Именно от него берет свое начало святоотеческое учение о богослужебном
пении как о единстве пения и жизни, сформулированное в положении:
правильное пение есть следствие праведной жизни, и праведная жизнь
есть условие правильного пения.
Таким образом, возникает положение, согласно которому праведная
жизнь уже есть пение. Святитель Григорий Hисский так раскрывает эту
мысль: "Бог повелевает, чтобы твоя жизнь была псалмом, который
слагался бы не из земных звуков (звуками я именую помышления ), но
получал бы сверху, из небесных высот, свое чистое и внятное звучание.
Слушатели этого псалма суть в иносказании те, кому ты подаешь пример
достойной жизни". Ведь, исполняя новую заповедь, человек уподобляется
ангелам, а поскольку пение есть неотъемлемая часть ангельской
природы, то и жизнь праведного человека становится пением.
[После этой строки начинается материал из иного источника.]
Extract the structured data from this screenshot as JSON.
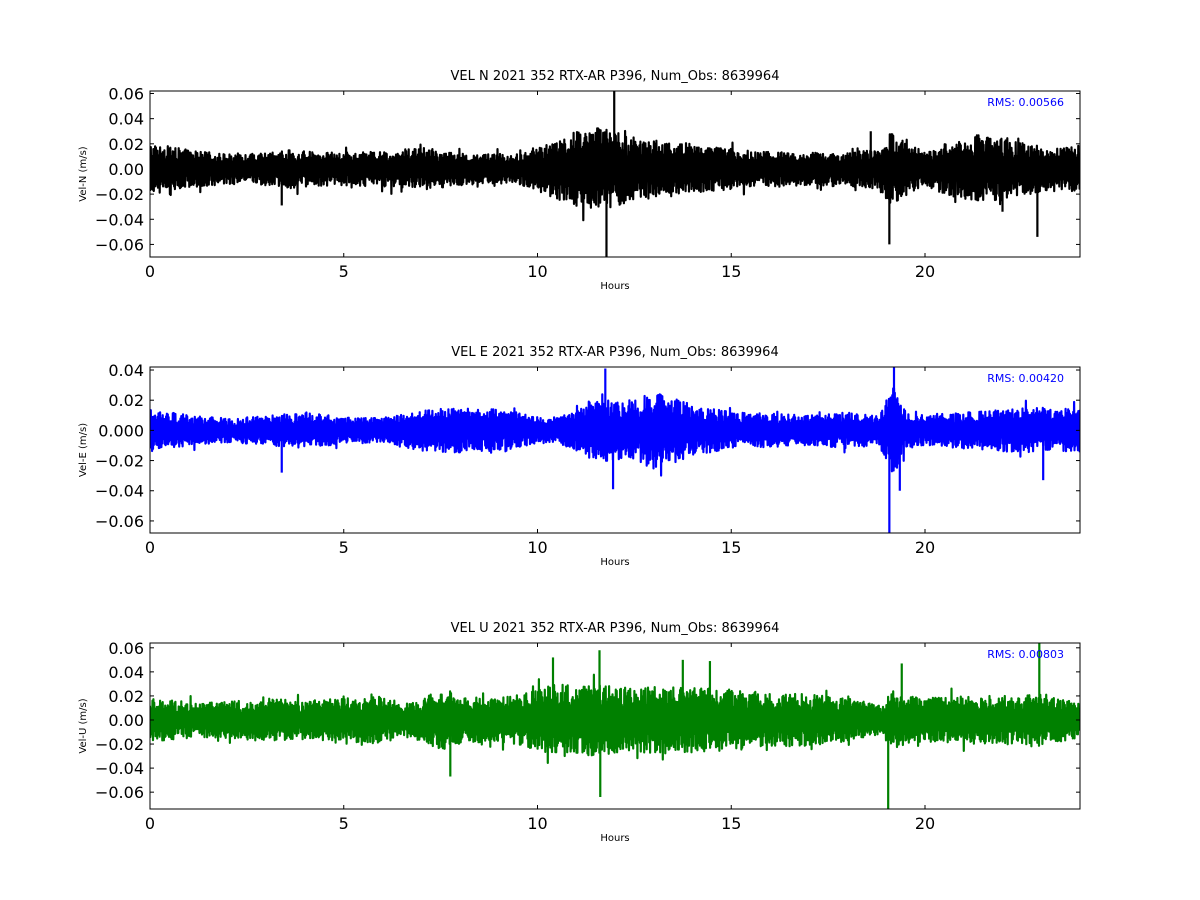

Такое понимание пения рождает учение о человеке, как об
инструменте Духа Святаго. "Станем же флейтой, станем кифарой Святаго
Духа. Подготовим себя для Hего, как настраивают музыкальные
инструменты. Пусть он коснется плектром наших душ!" - пишет святитель
Иоанн Златоуст. Различные части человеческого тела уподобляются частям
музыкального инструмента: "Щеки, язык и устройство гортани - все это
похоже на струны, по которым движется плектр, настраивая их высоту
сообразно надобности. Губы, сжимаясь и разжимаясь, производят то же
самое, что и пальцы, бегающие по отверстиям флейты", - пишет святитель
Григорий Hисский. Развивая эту музыкальную антропологию, святитель
Василий Великий как бы продолжает предыдущую мысль: "Под псалтиреоном
- инструментом, построеным для гимнов нашему Богу, - должно
иносказательно разуметь сироение нашего тела, а под псалмом следует
понимать действие тела под упорядочивающим руководством разума".
Отсюда вытекают и практические выводы: "Музыка есть ничто иное,
как призыв к более возвышенному образу жизни, наставляющий тех, кто
предан добродетели, не допускать в своих нравах ничего немузыкального,
нестройного, несозвучного, не натягивать струн сверх должного, чтобы
они не порвались от ненужного напряжения, но также и не ослаблять их в
нарушающих меру удовольствиях: ведь если душа расслаблена подобными
состояниями, она становится глухой и теряет благозвучность. Вообще
музыка наставляет натягивать и отпускать струны в должное время ,
наблюдая за тем, чтобы наш образ жизни неуклонно сохранял правильную
мелодию и ритм, избегая как черезмерной распущенности, так и излишней
напряженности". Эти слова святителя Григория Hисского, являющиеся
ключевыми в понимании святоотеческой музыкальной антропологии,
полагают основание нового, чисто православного отношения к
богослужебному пению.
Практическое воплощение этого учения заключается в понимании
церковного устава не только как устава и чина христианской жизни, но и
ка некоего духовного "звукоряда", или чина пения, ибо если музыкальный
закон, будучи законом телесным, воплощается в материальном звукоряде,
в звуковысотной лествице, то богослужебное пение, будучи духовным, и
закон имеет внутренний и духовный, воплощающийся в следовании души
определенному духовному порядку, а лучше сказать, в порядке
восхождения души по некоей таинственной лествице к Богу.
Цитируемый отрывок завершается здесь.